(News Bulletin 247) – The British label recorded much less bad sales than feared at the start of the year. The strategic plan launched last November begins to produce its first effects.

Hitled with the loss of speed of the luxury market, Burberry is gradually starting to harvest the first effects of its “Burberry Foward ‘strategic plan, its roadmap intended to revive the brand’s desirability.

And this return to the sources of British claw with timeless collections is starting to hit the bull’s eye with a customer -sensitive customers. Burberry revealed on Friday July 18, a better activity than expected on the period from April to the end of June, corresponding to its first quarter.

A Fall 2025 Collection Welcomed

Over the period, the group famous for its trench coat saw its income fall by 1% to a number of comparable stores. The activity still contracts but much less than in the end of the year (-6%) and that in the first quarter of 2024-2025, with a collapse of sales of 20%.

Another point encourage, the withdrawal is less marked than anticipated by analysts. According to a consensus available on the Burberry site, design offices covering the value awaited a 3% drop to a number of comparable stores.

In detail, sales have resumed the path of growth in Europe (+1%), when they increased by 4% in the Americas region, still in many comparable stores.

“The improvement of our sales comparable in the first quarter, the solidity of our main categories and the improvement of the brand’s desirability convince us of the path to follow,” said Josh Schulman in a press release.

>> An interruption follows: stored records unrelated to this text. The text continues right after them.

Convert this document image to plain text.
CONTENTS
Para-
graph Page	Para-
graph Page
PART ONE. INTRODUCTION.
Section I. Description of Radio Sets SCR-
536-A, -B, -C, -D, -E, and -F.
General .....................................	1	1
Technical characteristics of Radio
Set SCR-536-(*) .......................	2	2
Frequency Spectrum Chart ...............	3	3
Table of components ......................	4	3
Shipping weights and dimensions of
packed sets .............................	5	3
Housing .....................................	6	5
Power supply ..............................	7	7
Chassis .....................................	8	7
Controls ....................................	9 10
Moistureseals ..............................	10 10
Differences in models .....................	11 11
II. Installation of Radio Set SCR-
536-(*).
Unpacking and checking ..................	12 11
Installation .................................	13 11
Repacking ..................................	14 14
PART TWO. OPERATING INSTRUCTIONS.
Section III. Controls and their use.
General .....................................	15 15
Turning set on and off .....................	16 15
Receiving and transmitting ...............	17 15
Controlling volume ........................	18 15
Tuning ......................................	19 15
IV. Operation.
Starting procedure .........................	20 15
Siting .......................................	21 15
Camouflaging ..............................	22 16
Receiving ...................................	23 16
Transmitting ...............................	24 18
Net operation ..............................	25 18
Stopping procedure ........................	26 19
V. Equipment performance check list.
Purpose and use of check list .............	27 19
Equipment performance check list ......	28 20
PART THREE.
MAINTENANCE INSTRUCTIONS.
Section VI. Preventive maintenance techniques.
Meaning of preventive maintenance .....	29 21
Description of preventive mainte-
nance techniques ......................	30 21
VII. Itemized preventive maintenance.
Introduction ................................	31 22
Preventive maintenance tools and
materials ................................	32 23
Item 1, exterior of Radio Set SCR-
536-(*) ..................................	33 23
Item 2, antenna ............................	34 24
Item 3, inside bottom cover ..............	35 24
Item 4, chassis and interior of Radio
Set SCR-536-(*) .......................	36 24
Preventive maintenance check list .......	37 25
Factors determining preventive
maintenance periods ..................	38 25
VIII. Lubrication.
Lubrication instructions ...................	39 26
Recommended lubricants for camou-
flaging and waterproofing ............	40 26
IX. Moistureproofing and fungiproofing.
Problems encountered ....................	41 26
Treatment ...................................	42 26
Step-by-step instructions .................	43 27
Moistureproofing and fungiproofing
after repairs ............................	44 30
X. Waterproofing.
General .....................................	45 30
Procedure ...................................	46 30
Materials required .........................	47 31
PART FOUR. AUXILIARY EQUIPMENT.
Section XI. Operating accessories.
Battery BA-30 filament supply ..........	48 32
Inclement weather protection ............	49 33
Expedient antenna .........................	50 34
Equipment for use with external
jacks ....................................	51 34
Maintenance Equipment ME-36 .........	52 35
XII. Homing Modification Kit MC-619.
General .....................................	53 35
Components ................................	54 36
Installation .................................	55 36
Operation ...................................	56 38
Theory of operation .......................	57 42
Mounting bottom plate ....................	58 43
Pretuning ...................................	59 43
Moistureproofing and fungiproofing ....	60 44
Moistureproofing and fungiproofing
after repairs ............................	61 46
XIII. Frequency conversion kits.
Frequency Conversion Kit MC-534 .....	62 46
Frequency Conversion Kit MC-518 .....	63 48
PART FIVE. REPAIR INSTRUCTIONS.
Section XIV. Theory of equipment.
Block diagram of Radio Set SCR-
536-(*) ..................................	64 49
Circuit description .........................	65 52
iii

“Our fall 2025 collection is well received by a wide range of luxury customers as soon as it arrives in store. Although the external environment remains difficult and we are only in the first stages of our transformation, we are encouraged by the first progress that we are starting to observe,” added the manager.

To the beginnings of his recovery

Burberry recalls that it is only up to the beginnings of his recovery and that he evolves in a macroeconomic environment always “uncertain”.

“This year, our goal is to rely on the first progress we have made to revive brand desirability, an essential condition for the group’s growth,” said the company.

During the first half, Burberry adds that he will give priority to investments and expect the effects of his initiatives “to strengthen as the year is advancing”.

“We will improve the margins by continuing to emphasize simplification, productivity and cash flows”, advances the group which remains “confident” in its ability to reconnect “with sustainable and profitable growth”.

On the London Stock Exchange, the Burberry action jumped 7% around 3:20 p.m. This comes in particular to support Kering which takes 2.8%, the closest comparable to the English group. The French company is also present in leather goods and has a brand positioning deemed close to Burberry by analysts.

Since the beginning of the year, Burberry has taken over 35% and even more than 76% over a year. The British label rebound is partly explained by the fact that its scholarship course had sunk into the stock market abyss in 2023 and 2024.